Search code examples
rrandomdistributionsampleweighted

R - random numbers in a similar distribution to real numbers


This is a very simplified example but hopefully it gives everyone an idea what I'm talking about:

real.length = c(10,11,12,13,13,13,13,14,15,50)

random.length = vector() 
for (i in 1:length(real.length)){
    random.length[i] = sample(min(real.length):max(real.length),1)
}

(NB: I know I could just say random.length=sample(min:max,10) but I need the loop in my real code.)

I would like my random lengths to have a similar range to my real lengths, but also a similar distribution. I've tried rnorm but my real data doesn't have a normal distribution so I don't think that will work unless there's some options I've missed.

Is it possible to set the sample function's prob using my real data? So in this case give a higher weight/probability of a number between 10-15 and a lower weight/probability of a high number like 50.
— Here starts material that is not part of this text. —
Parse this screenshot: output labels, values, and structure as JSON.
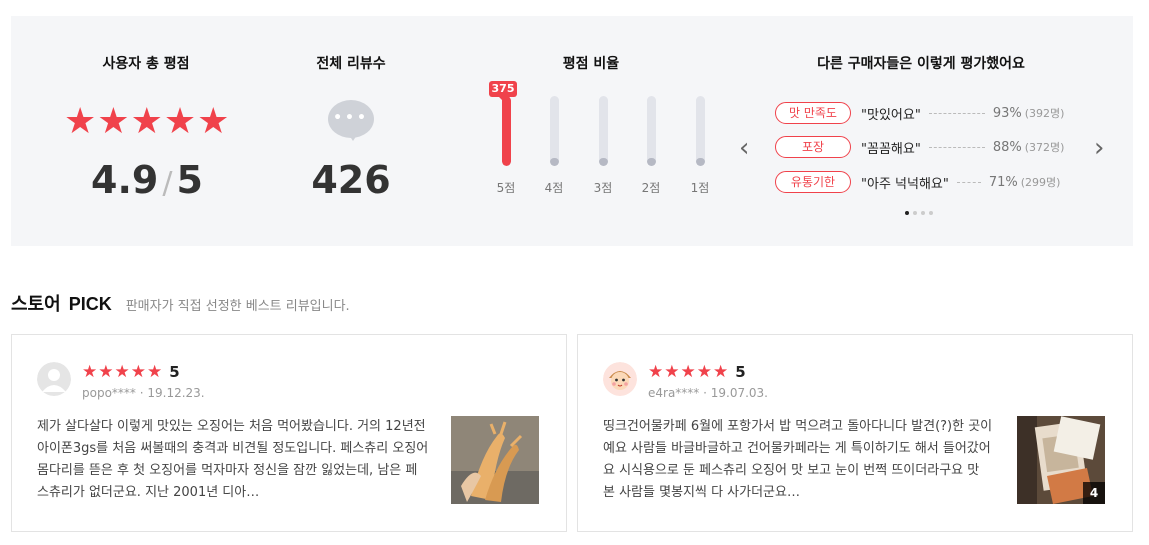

EDIT: Using James's solution:

samples = length(real.length) 
d = density(real.length)
random.length = d$x[findInterval(runif(samples+100),cumsum(d$y)/sum(d$y))]
random.length = subset(random.length, random.length>0)
random.length = random.length[1:samples]

Solution

  • You can create a density estimate and sample from that:

    d <- density(real.length)
    d$x[findInterval(runif(6),cumsum(d$y)/sum(d$y))]
    [1] 13.066019 49.591973  9.636352 15.209561 11.951377 12.808794
    

    Note that this assumes that your variable is continuous, so round as you see fit.